The deaths of some lab animals in a senior dissertation project, conducted in Scranton Pa. more than fifty years ago, would hardly seem to be a topic relevant to a political punditry column in 2015, but since it provides a marvelous example of how difficult it can be to ascertain exactly what happened we can start with that obscure and innocuous incident and escalate up to more serious and recent events quite rapidly.
Mary Kay H*****'s experiment subjects died under mysterious circumstances. Did her brother or some of his high school classmates substitute beer for water and cause the project to disintegrate before completion? Hearsay, conjecture, and allegations abound but hard evidence has vanished in the mists of history. One (conspiracy?) theory suggests that her father may have deemed it necessary to scuttle the project.
A call to the World's Laziest Journalist News Organization headquarters from Germany, on Sunday January 4, 2015, didn't help the investigation because, although we knew all of the personalities involved, we weren't there and couldn't add any facts to the inquest, which has been reopened a half century later.
If someone wasn't there when things happened, how can journalists write knowledgably about things they did not witness? It's difficult to peace things together from old memories and conjecture. Aye, lad, there's the rub!

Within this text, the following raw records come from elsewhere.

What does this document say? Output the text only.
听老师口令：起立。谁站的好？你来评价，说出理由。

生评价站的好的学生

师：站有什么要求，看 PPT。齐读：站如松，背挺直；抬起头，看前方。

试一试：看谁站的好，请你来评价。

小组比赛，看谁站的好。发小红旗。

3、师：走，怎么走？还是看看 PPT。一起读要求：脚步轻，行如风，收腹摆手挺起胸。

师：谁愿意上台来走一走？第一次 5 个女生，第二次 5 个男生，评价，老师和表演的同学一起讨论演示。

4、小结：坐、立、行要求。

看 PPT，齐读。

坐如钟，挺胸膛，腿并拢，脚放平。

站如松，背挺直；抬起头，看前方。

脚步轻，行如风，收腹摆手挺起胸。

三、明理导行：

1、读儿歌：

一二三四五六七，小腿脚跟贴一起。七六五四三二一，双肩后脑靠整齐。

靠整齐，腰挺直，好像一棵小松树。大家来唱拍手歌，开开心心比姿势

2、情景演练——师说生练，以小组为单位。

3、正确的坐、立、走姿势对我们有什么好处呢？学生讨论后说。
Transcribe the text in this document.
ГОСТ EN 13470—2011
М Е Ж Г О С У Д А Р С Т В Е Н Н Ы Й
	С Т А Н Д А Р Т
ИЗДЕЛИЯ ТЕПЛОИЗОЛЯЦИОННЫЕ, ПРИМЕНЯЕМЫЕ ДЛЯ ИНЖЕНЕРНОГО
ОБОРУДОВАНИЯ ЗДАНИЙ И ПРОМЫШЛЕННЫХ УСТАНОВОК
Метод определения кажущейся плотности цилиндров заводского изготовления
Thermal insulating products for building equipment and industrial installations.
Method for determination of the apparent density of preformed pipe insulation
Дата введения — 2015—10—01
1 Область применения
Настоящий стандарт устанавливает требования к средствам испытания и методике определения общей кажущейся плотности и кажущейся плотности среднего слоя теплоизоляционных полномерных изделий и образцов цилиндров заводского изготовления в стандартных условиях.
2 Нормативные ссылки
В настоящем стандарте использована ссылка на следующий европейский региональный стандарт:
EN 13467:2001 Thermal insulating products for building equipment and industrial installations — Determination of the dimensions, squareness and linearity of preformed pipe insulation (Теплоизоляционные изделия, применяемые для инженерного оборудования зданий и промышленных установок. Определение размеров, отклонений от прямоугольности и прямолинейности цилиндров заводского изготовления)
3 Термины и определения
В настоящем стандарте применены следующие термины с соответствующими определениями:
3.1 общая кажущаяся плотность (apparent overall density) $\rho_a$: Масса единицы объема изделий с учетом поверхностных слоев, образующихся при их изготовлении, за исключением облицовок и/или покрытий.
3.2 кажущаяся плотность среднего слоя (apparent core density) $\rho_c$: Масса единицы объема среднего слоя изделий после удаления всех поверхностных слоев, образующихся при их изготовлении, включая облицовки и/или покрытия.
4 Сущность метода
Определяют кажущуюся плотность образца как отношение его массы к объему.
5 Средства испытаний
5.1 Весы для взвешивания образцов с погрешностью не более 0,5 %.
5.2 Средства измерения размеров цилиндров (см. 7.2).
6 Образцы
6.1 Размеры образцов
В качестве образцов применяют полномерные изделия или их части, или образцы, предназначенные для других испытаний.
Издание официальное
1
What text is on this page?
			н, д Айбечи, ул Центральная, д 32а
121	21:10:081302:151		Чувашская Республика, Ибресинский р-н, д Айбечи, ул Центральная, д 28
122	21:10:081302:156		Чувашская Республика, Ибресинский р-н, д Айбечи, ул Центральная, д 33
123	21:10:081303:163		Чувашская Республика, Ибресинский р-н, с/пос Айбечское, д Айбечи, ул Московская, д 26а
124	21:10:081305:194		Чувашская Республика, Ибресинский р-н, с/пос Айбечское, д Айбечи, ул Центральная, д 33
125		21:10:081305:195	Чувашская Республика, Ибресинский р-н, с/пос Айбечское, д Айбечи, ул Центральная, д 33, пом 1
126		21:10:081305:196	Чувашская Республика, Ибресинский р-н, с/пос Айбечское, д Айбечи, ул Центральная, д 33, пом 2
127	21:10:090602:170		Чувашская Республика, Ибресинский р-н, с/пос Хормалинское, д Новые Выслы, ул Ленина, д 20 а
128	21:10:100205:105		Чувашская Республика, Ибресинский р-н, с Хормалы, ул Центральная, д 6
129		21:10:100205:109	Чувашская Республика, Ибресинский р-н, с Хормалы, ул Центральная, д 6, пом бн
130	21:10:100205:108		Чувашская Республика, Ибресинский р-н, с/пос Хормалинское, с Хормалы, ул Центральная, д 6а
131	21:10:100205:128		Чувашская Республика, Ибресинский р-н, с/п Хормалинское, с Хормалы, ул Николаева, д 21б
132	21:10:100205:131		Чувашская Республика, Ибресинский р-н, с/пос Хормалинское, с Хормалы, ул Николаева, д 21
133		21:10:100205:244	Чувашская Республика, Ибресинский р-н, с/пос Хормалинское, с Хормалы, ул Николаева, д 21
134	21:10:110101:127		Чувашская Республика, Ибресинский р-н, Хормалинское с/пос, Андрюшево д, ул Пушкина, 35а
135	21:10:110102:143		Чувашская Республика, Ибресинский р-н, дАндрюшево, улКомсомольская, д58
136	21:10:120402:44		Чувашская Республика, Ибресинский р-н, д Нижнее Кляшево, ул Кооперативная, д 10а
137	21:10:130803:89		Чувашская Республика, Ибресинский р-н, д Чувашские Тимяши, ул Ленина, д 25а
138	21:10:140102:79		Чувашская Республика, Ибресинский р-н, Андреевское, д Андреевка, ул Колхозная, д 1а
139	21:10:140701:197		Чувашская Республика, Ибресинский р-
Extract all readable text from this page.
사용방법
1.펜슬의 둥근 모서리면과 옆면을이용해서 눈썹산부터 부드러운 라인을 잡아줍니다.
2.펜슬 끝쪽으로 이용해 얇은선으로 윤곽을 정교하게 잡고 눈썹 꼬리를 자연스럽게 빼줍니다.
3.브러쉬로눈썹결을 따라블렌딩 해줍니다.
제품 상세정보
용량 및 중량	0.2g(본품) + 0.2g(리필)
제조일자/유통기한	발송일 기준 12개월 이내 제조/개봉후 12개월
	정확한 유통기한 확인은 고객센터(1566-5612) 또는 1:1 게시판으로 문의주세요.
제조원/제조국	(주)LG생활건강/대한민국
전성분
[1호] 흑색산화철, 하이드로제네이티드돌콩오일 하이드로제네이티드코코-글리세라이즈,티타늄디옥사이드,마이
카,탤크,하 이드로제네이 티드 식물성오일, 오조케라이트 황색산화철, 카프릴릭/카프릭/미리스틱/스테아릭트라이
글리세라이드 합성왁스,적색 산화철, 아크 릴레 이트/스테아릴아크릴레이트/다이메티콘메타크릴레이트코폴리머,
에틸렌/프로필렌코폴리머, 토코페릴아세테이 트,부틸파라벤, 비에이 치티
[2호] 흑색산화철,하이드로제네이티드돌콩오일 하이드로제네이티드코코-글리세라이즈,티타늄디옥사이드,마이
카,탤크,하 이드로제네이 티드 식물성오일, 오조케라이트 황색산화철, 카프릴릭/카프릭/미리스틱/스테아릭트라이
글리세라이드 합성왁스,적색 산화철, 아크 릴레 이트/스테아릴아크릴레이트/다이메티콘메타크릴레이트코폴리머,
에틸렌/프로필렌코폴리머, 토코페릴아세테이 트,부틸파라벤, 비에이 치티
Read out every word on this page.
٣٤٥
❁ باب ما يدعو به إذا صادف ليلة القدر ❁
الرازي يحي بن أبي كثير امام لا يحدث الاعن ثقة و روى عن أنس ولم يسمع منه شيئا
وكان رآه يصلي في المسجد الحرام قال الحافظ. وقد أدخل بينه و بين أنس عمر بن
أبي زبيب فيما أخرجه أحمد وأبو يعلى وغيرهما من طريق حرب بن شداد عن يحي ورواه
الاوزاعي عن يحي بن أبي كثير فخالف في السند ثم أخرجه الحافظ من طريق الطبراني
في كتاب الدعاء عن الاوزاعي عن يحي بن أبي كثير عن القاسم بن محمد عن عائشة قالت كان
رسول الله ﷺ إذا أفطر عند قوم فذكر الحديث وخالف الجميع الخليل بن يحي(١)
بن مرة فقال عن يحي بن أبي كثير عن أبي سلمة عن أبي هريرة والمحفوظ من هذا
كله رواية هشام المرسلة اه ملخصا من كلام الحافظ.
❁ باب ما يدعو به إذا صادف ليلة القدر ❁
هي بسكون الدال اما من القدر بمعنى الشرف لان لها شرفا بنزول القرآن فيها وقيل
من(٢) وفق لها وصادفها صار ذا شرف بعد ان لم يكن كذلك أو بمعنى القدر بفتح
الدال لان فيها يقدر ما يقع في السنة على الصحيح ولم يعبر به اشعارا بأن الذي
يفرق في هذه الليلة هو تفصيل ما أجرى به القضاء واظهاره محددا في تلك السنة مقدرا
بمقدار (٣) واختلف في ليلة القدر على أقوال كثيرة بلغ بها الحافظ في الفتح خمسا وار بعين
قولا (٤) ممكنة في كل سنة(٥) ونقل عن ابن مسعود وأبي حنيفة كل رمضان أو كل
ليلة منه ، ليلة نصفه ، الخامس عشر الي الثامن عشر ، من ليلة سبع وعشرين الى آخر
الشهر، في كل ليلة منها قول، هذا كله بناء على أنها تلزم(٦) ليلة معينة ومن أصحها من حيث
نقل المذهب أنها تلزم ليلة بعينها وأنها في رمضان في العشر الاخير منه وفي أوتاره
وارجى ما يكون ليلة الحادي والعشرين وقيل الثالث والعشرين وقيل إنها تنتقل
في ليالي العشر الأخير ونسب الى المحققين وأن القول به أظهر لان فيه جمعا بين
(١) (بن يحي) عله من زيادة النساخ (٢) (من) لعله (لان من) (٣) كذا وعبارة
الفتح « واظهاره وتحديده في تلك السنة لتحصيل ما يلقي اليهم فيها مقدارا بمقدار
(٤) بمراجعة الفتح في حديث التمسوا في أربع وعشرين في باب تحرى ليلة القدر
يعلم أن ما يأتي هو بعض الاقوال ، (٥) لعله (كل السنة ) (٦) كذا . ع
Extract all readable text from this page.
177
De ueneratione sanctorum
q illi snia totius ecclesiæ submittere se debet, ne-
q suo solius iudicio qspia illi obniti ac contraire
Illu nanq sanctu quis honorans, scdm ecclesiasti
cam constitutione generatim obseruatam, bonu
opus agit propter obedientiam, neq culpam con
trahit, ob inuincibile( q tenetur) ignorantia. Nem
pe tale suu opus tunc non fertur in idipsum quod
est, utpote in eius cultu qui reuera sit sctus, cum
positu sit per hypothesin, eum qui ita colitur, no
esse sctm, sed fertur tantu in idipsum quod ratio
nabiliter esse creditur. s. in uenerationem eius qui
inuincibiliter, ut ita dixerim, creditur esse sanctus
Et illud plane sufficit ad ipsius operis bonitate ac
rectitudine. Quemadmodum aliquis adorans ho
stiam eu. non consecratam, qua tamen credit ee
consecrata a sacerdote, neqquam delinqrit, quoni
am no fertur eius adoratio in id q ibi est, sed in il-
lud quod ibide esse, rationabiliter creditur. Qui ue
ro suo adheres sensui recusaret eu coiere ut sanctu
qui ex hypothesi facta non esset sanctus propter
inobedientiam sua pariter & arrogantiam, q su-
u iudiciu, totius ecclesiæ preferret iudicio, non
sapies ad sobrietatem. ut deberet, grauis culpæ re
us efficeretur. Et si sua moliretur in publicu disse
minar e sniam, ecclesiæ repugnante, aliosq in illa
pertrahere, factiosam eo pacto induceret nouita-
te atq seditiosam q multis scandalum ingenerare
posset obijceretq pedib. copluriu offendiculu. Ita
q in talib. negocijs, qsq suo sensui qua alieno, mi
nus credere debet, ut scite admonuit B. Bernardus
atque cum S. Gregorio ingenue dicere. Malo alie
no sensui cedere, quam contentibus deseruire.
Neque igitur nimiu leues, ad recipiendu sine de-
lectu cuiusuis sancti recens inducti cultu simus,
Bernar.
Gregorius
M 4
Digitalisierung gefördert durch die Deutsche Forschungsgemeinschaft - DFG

Just minutes after the call from Germany, we walked into the latest political dispute occurring in Berkeley CA. We were told that the Papa John's franchise on Shattuck Ave. would not sell to homeless customers. Here we go again with hearsay, rumors, allegations and unverifiable "facts"!
At one point Sunday, we thought we saw a Berkeley Police officer give a slice of pizza to a young lady who couldn't buy it.
On Monday, January 5, 2015, this columnist went to investigate. When we entered the pizza parlor at approximately 1 p.m., we noted that the customer at the counter had long and shaggy hair, was barefooted and had a dog with him. Most food establishment can refuse to deal with barefooted customers and so the fellow was denied service.
Next up, the guy with the street name "Ninja Kitty," stepped
up to the counter and was informed that he couldn't buy a pizza. Note:
We know for sure that if served he could pay because he was carrying a
$20 bill. He left. This columnist was next and we ordered a
pizza, paid, and waited for it to be served.
We were unable to locate Ninja when we exited the store, so we went to where he and his posse congregate. We learned that Ninja was helping change a tire for a woman parked in front of the pizza parlor. We passed out slices to his buddies and held two for him to consume after doing his good deed. He gave one of those two to the barefooted fellow.
Since folks reading this column on the Internets don't want a long and involved think piece, it will suffice to say that this seemed to have the potential of becoming a viable news story and so we started picking up various and sundry related bits of information.
Mike Zint, a political activist and writer, informed us that he had learned the business was directed to not provide service to homeless people by the building's owner (or designated representative).
Is it an example of irony to note that this treatment of homeless is occurring in Berkeley, which has a reputation for being an ultra liberal city and is located in California's 13th Congressional District, which is one of the country's most liberal congressional districts?
We had learned late last year that the Hotel Shattuck building is going through the bureaucratic process necessary for it to be demolished and replaced by an 18 story high rise building.
Could it be, we wondered (speculation alert!), that someone was trying to disperse the groups of homeless people who ask for handouts in the downtown Berkeley business area, before the high-rise opens for business and caters to the swells? Could it be classified as economic cleansing?
As we recall the Santa Monica city attorney forced Domino Pizza to make deliveries to homeless people at a phone booth because it had been depicted in the movie (co-inky-dink alert!) "Ninja Turtles."
We were told on Elvis' birthday that the instructions to deny service to the homeless came from the Downtown Business Association. Who, we wondered, is running that particular franchise? We assume that the lawyers for Papa John's corporation (in Louisville) will know for sure who is running the show and calling the shots for their downtown Berkeley CA franchise.